O Blog pesquisou apenas os parlamentares para os quais Damares trabalhou a partir de abril de 2009 (data disponibilizada pelo Portal de Transparência da Câmara). Não vistoriou outros deputados para verificar se houve, por exemplo, doações de passagens na condição de assessora da Frente Parlamentar Evangélica. O que, teoricamente, não seria permitido.

Escândalo das passagens – Em 2009, na formula de escândalo, veio a público o uso indevido dessas passagens aéreas por parlamentares. Muitos doavam. Alguns até vendiam passagens a terceiros, Entre os envolvidos estava Henrique Afonso, do Acre. Inclusive por 22 bilhetes aéreos emitidos em nome de Damares.
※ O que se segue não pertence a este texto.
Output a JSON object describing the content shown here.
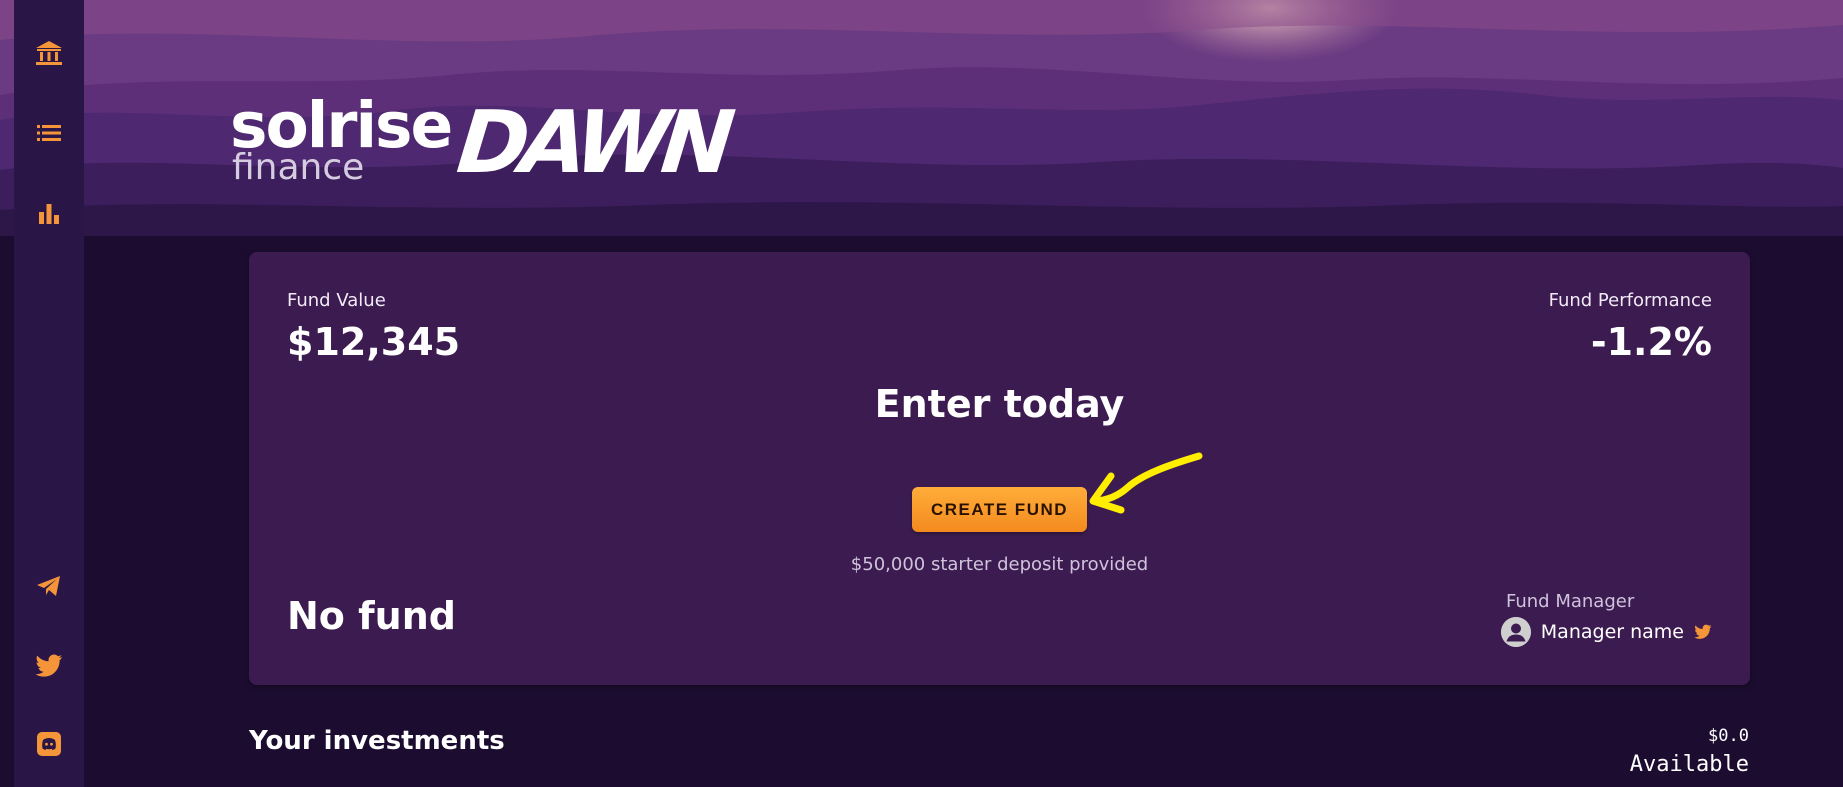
{
  "brand": {
    "name": "solrise",
    "sub": "finance",
    "product": "DAWN"
  },
  "sidebar": {
    "top_icons": [
      "bank-icon",
      "list-icon",
      "bar-chart-icon"
    ],
    "bottom_icons": [
      "telegram-icon",
      "twitter-icon",
      "discord-icon"
    ],
    "accent": "#f4953a"
  },
  "fund_card": {
    "fund_value_label": "Fund Value",
    "fund_value": "$12,345",
    "fund_performance_label": "Fund Performance",
    "fund_performance": "-1.2%",
    "headline": "Enter today",
    "cta_label": "CREATE FUND",
    "deposit_note": "$50,000 starter deposit provided",
    "fund_name": "No fund",
    "manager_label": "Fund Manager",
    "manager_name": "Manager name"
  },
  "investments": {
    "title": "Your investments",
    "available_amount": "$0.0",
    "available_label": "Available"
  },
  "colors": {
    "background": "#1c0d30",
    "card": "#3c1c50",
    "sidebar": "#2a1547",
    "button": "#f7952a",
    "annotation_arrow": "#ffff00"
  }
}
A denúncia levou as mesas das duas casas legislativa baixarem novas normas sobre o assunto. Na Câmara foram estipuladas no Ato da Mesa 43/2009. Ele impediu a distribuição de passagens a terceiros, mas ainda considerou legais bilhetes aéreos a conjunges e filhos. Admitiu ainda o reembolso das “despesas de funcionários a serviço: com passagens aéreas, terrestres, marítimas ou fluviais; com hospedagem; com locação ou fretamento de veículos, aeronaves e embarcações; com serviços de táxi; com pagamento de pedágio e estacionamento”.
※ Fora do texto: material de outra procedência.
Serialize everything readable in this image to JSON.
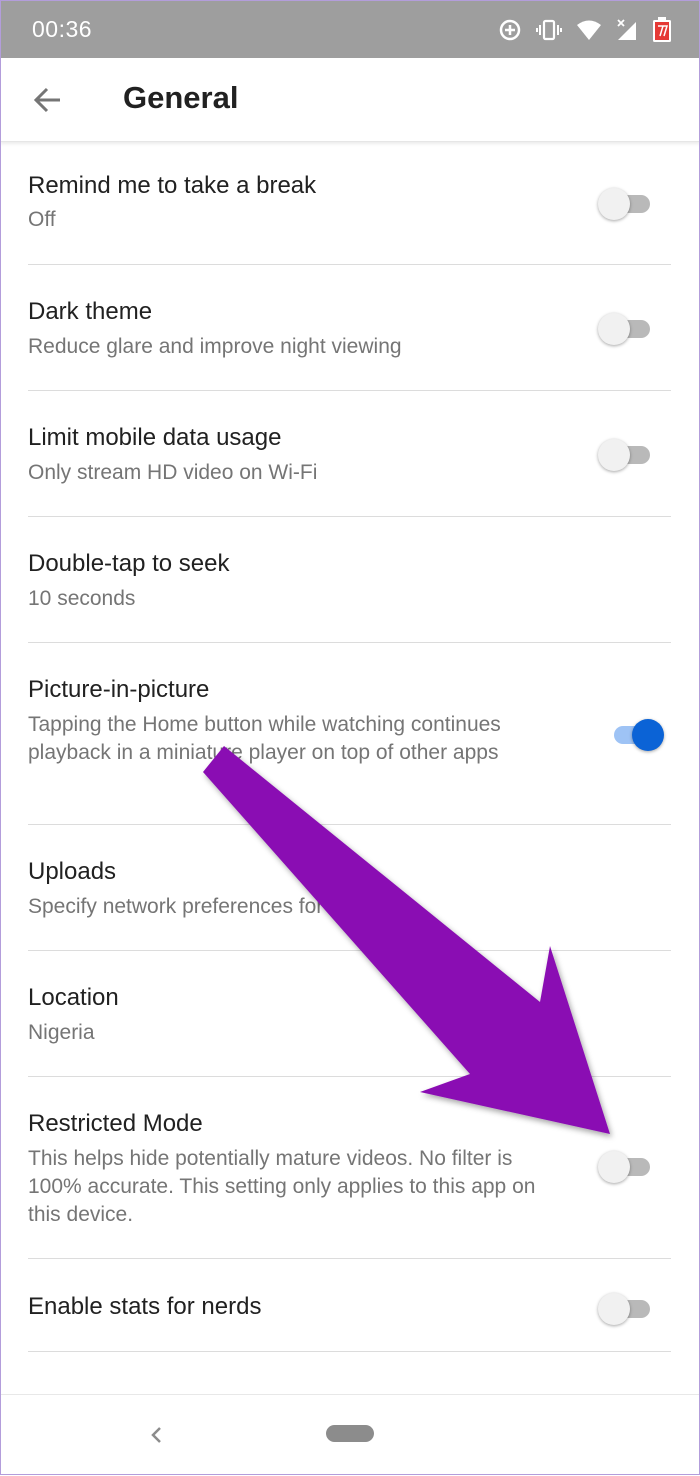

Nada especificou sobre o serviço a ser feito pelo servidor. Nem o local onde ele poderia ocorrer.

Isso permitiu, por exemplo, que em fevereiro de 2009, o deputado Henrique Afonso, do Acre, usando sua cota parlamentar, emitisse um bilhete aéreo para Damares no percurso Brasília-Salvador-João Pessoa e outro de Recife para Brasília. Já em 12 de maio de 2010 a passagem emitida saía de Brasília como destino de Belém e Macapá. Sem qualquer especificação do serviço a ser feito nessas cidades pela sua assessora. Em 18 de novembro do mesmo ano, o bilhete emitido em nome da assessora/pastora foi para Manaus (AM) e Santarém (PA).

Apenas nestes deslocamentos o gasto da Câmara foi de R$ 1.944,48. Entre março de 2003 e maio de 2010, Damares consumiu R$ 12.509,54 em 24 passagens aéreas (algumas com mais de um trecho de voo) emitidas através da cota do parlamentar do PV/AC. Isto é, com dinheiro público. (…)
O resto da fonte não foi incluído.